Die Brüder Ketan und Vivan Bhatti haben Johann Sebastian Bach remixt. Gähn. Viel spannender ist das Wie.
Ketan Bhatti ist wirklich kein großer Fan von Pop-Klassik-Mischkulanzen. Zu oft geht es nur um erlauchten Gestus und einen gefälligen Stilmix, Kulturauftrag für das leitende Management, aber keine gegenseitige Annäherung. Und eigentlich beschäftigt sich Ketan Bhatti nicht einmal sonderlich intensiv damit … sagt er. Das ist erstaunlich, arbeitet er doch laufend an einer Synthese von zwei sehr unterschiedlichen Stilen. Als Stipendiat an der Kunst-Uni Berlin beschäftigt sich der mehrfache Preisträger, so seine Website, »mit dem ästhetischen Innovationspotenzial von mimetischen Prozessen zwischen einander fremden Ausdrucksformen«. Oha. Im persönlichen Gespräch spricht er dann von der »Bruchstelle zwischen E-Musik und Street-Kultur«. Mit sechs hat er mit Klavier begonnen, mit zwölf Schlagzeug, später spielte er HipHop, Soul und Jazz und kann dadurch sowohl einem Theater, einem Komponisten oder auch Breakdancern das richtige Werk abliefern, also eine Partitur, eine CD oder auch eine Partitur mit CD-Playbacks. Er kennt die Arbeitsweisen und ist in den verschiedenen Welten zu Hause; weil ihn Fachidiotie nie interessierte.
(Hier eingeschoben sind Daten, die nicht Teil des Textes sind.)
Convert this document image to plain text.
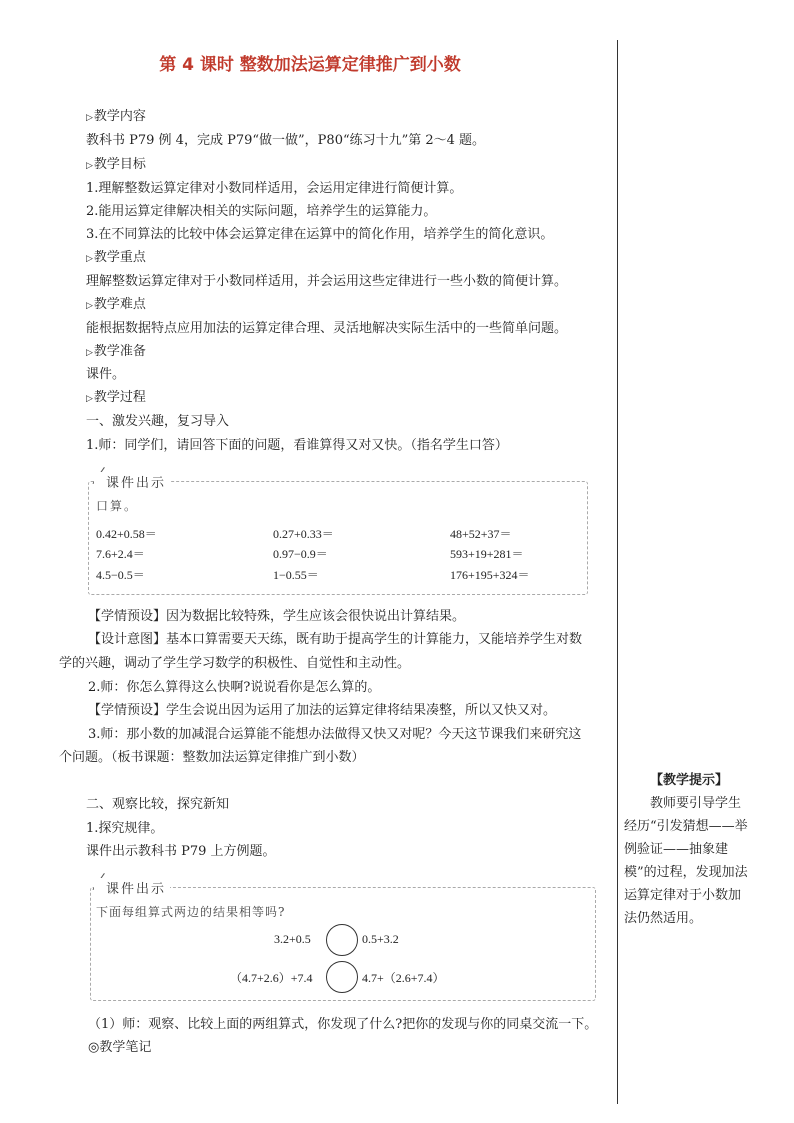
第 4 课时 整数加法运算定律推广到小数
▷教学内容
教科书 P79 例 4，完成 P79“做一做”，P80“练习十九”第 2～4 题。
▷教学目标
1.理解整数运算定律对小数同样适用，会运用定律进行简便计算。
2.能用运算定律解决相关的实际问题，培养学生的运算能力。
3.在不同算法的比较中体会运算定律在运算中的简化作用，培养学生的简化意识。
▷教学重点
理解整数运算定律对于小数同样适用，并会运用这些定律进行一些小数的简便计算。
▷教学难点
能根据数据特点应用加法的运算定律合理、灵活地解决实际生活中的一些简单问题。
▷教学准备
课件。
▷教学过程
一、激发兴趣，复习导入
1.师：同学们，请回答下面的问题，看谁算得又对又快。（指名学生口答）
课件出示
口算。
0.42+0.58＝	0.27+0.33＝	48+52+37＝
7.6+2.4＝	0.97−0.9＝	593+19+281＝
4.5−0.5＝	1−0.55＝	176+195+324＝
【学情预设】因为数据比较特殊，学生应该会很快说出计算结果。
【设计意图】基本口算需要天天练，既有助于提高学生的计算能力，又能培养学生对数
学的兴趣，调动了学生学习数学的积极性、自觉性和主动性。
2.师：你怎么算得这么快啊?说说看你是怎么算的。
【学情预设】学生会说出因为运用了加法的运算定律将结果凑整，所以又快又对。
3.师：那小数的加减混合运算能不能想办法做得又快又对呢？今天这节课我们来研究这
个问题。（板书课题：整数加法运算定律推广到小数）
二、观察比较，探究新知
1.探究规律。
课件出示教科书 P79 上方例题。
课件出示
下面每组算式两边的结果相等吗?
3.2+0.5	0.5+3.2
（4.7+2.6）+7.4	4.7+（2.6+7.4）
（1）师：观察、比较上面的两组算式，你发现了什么?把你的发现与你的同桌交流一下。
◎教学笔记
【教学提示】
教师要引导学生经历“引发猜想——举例验证——抽象建模”的过程，发现加法运算定律对于小数加法仍然适用。
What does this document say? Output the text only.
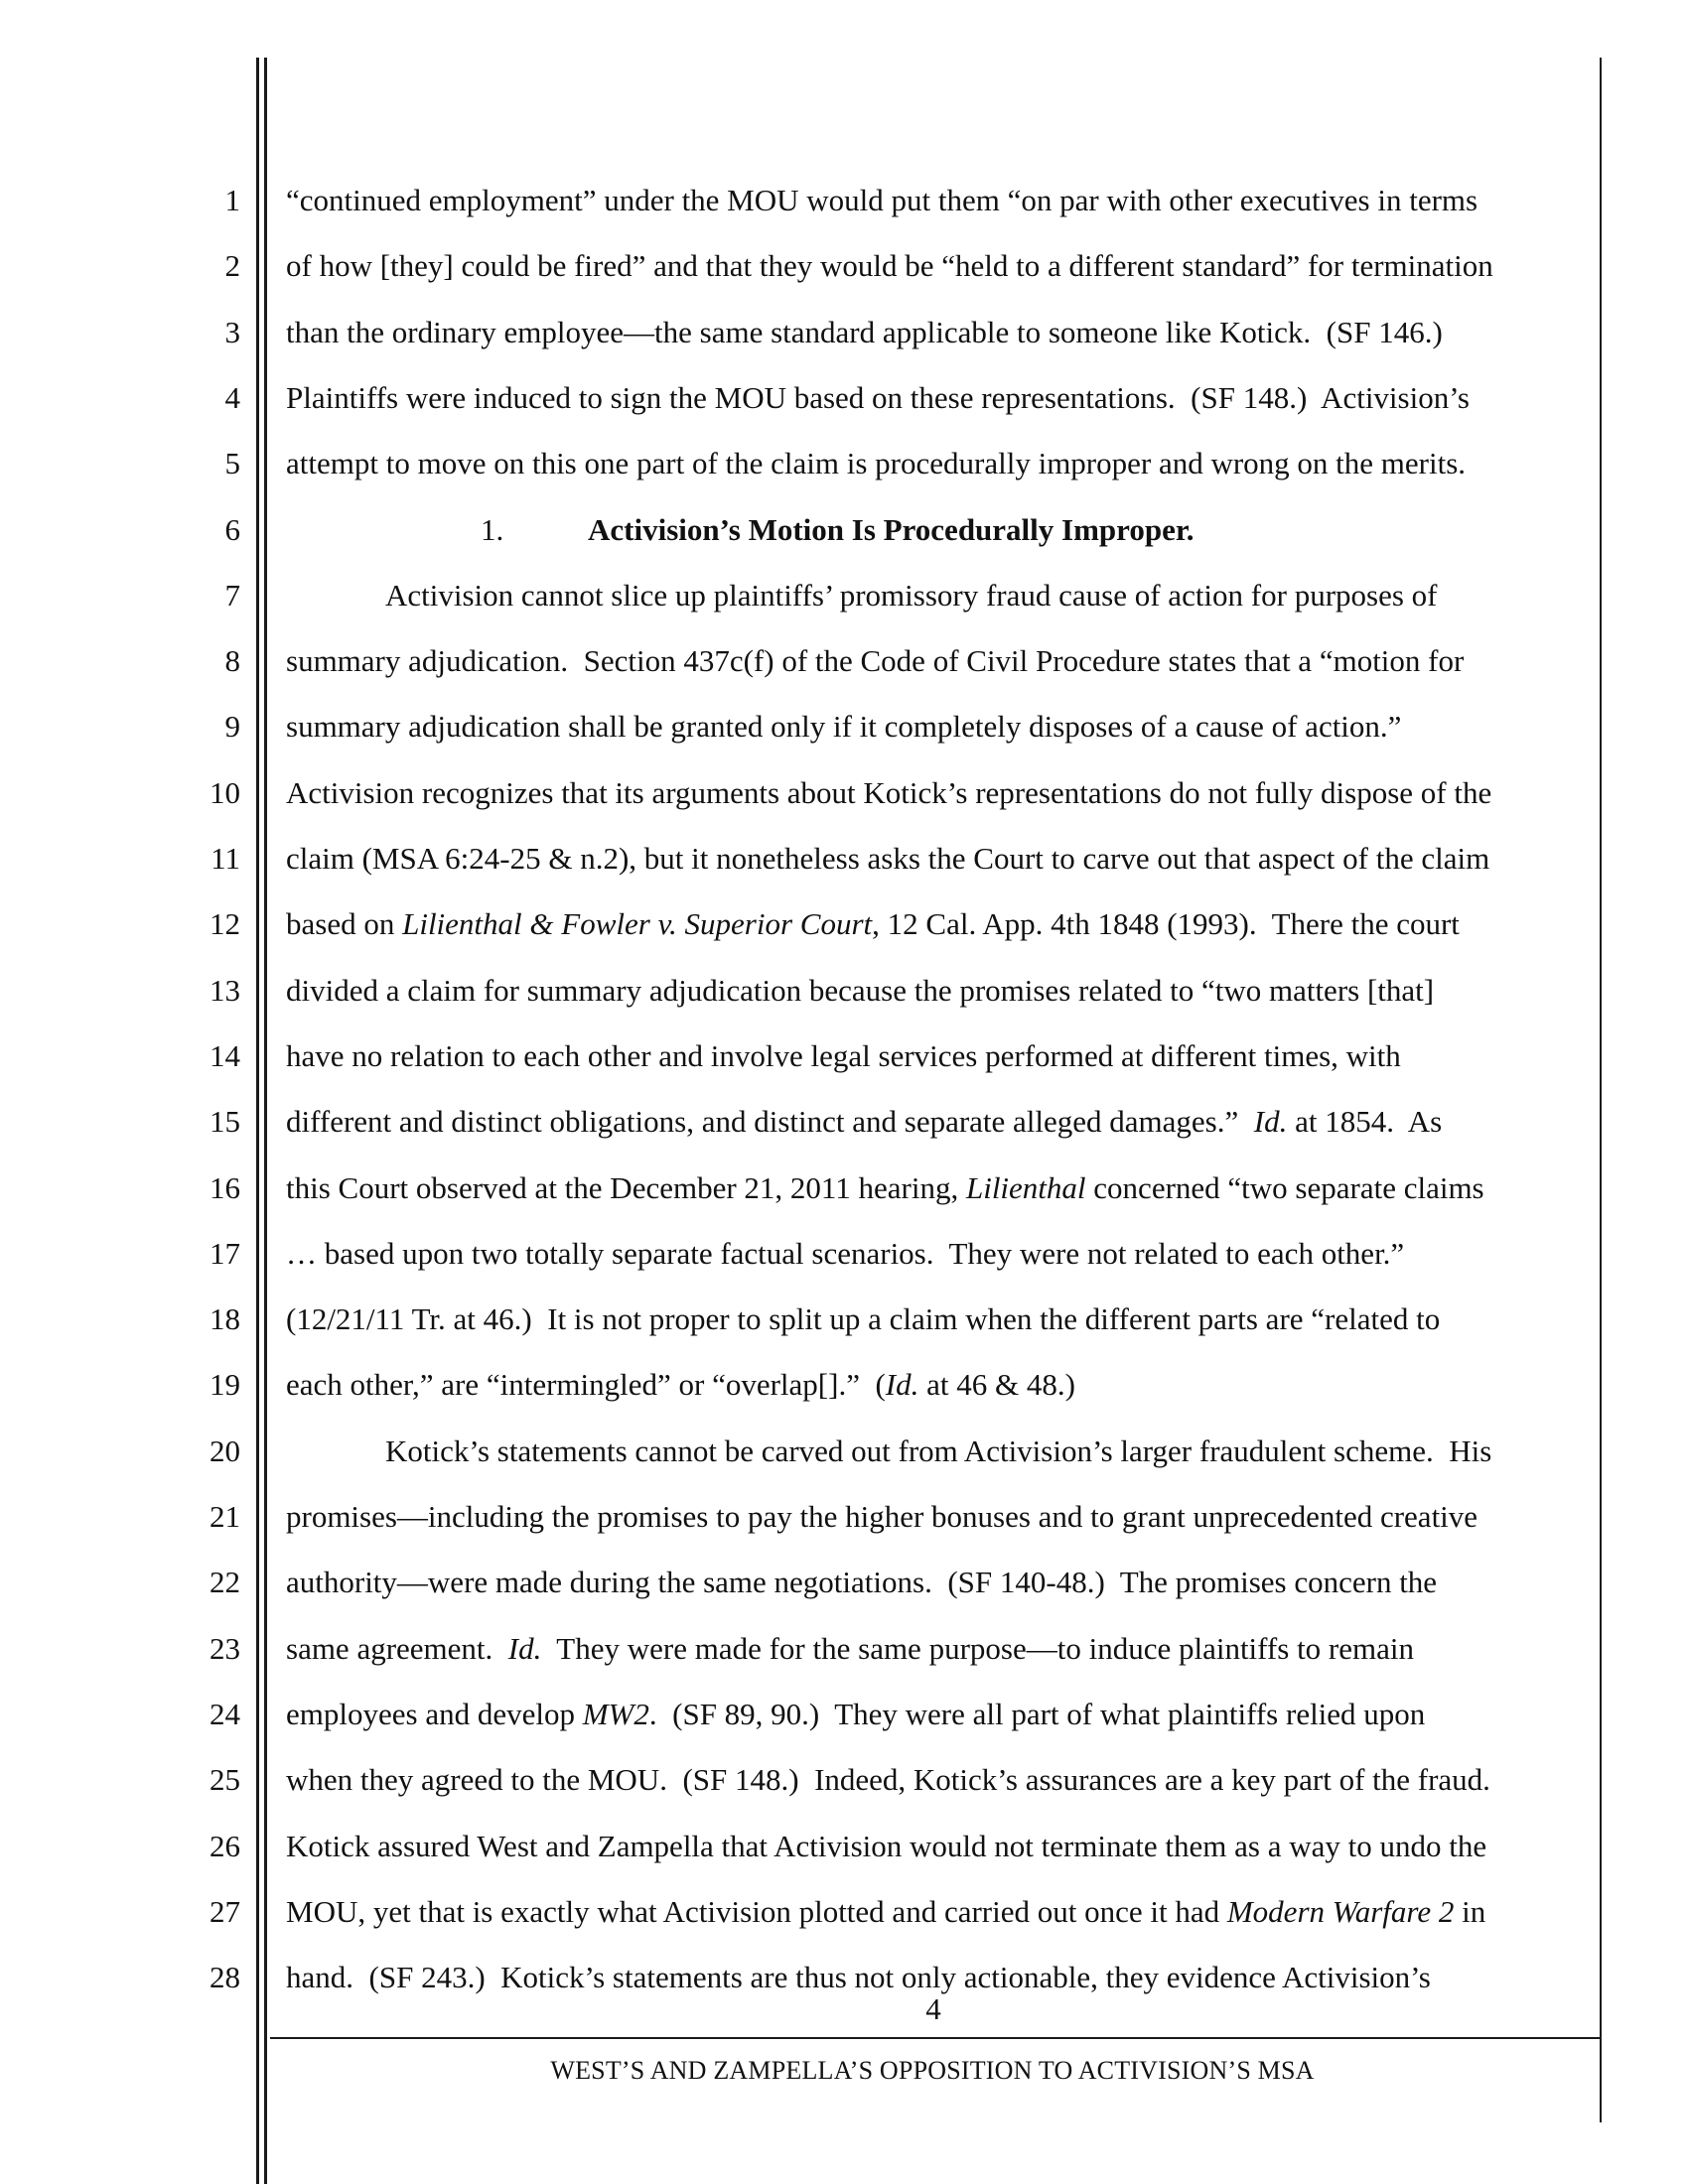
1
2
3
4
5
6
7
8
9
10
11
12
13
14
15
16
17
18
19
20
21
22
23
24
25
26
27
28
“continued employment” under the MOU would put them “on par with other executives in terms
of how [they] could be fired” and that they would be “held to a different standard” for termination
than the ordinary employee—the same standard applicable to someone like Kotick.  (SF 146.)
Plaintiffs were induced to sign the MOU based on these representations.  (SF 148.)  Activision’s
attempt to move on this one part of the claim is procedurally improper and wrong on the merits.
1.	Activision’s Motion Is Procedurally Improper.
Activision cannot slice up plaintiffs’ promissory fraud cause of action for purposes of
summary adjudication.  Section 437c(f) of the Code of Civil Procedure states that a “motion for
summary adjudication shall be granted only if it completely disposes of a cause of action.”
Activision recognizes that its arguments about Kotick’s representations do not fully dispose of the
claim (MSA 6:24-25 & n.2), but it nonetheless asks the Court to carve out that aspect of the claim
based on Lilienthal & Fowler v. Superior Court, 12 Cal. App. 4th 1848 (1993).  There the court
divided a claim for summary adjudication because the promises related to “two matters [that]
have no relation to each other and involve legal services performed at different times, with
different and distinct obligations, and distinct and separate alleged damages.”  Id. at 1854.  As
this Court observed at the December 21, 2011 hearing, Lilienthal concerned “two separate claims
… based upon two totally separate factual scenarios.  They were not related to each other.”
(12/21/11 Tr. at 46.)  It is not proper to split up a claim when the different parts are “related to
each other,” are “intermingled” or “overlap[].”  (Id. at 46 & 48.)
Kotick’s statements cannot be carved out from Activision’s larger fraudulent scheme.  His
promises—including the promises to pay the higher bonuses and to grant unprecedented creative
authority—were made during the same negotiations.  (SF 140-48.)  The promises concern the
same agreement.  Id.  They were made for the same purpose—to induce plaintiffs to remain
employees and develop MW2.  (SF 89, 90.)  They were all part of what plaintiffs relied upon
when they agreed to the MOU.  (SF 148.)  Indeed, Kotick’s assurances are a key part of the fraud.
Kotick assured West and Zampella that Activision would not terminate them as a way to undo the
MOU, yet that is exactly what Activision plotted and carried out once it had Modern Warfare 2 in
hand.  (SF 243.)  Kotick’s statements are thus not only actionable, they evidence Activision’s
4
WEST’S AND ZAMPELLA’S OPPOSITION TO ACTIVISION’S MSA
Für das multimediale Dance-Performance »Flying Bach« musste Ketan Bhatti gemeinsam mit seinem Bruder Vivan versuchen, die barocke Polyphonie der Stimmen von Johann Sebastian Bach und deren ständige, fließende Progression mit den in sich kreisenden Beatschleifen von HipHop zu verschränken. Sie mussten immer wieder neue Wege finden, diese laufenden Weiterentwicklungen der Vorlage – das Wohltemperierte Klavier – nachzuahmen, abzubilden oder zu variieren. Es gab aber zumindest ein sehr präzises Rhythmus-Korsett. Die Fuge in D-Dur sei in dieser Hinsicht relativ einfach mit HipHop-Sounds zu instrumentieren gewesen, während das bei der fast elegischen Fuge in Es-Moll schon komplizierter geriet. Vor allem aber stellte sich die Frage: Wie kann man eine barocke Fuge überhaupt mit HipHop zusammenbringen? Die Bassstimme mit einem HipHop-typischen Bass-Synth-Sound spielen, während die höchste Stimme von einem elektronischen Klavinett übernommen wird, unmittelbares Übersetzen, war da eine der einfachsten Lösungen. Aber auch eigene Bach-Neueinspielungen wurden gesampelt oder verfremdet, wurden gecuttet, gemixt oder mit analogem Vinyl-Kratzen angereichert – also mit ganz charakteristischen Techniken und Sounds aus dem HipHop bearbeitet.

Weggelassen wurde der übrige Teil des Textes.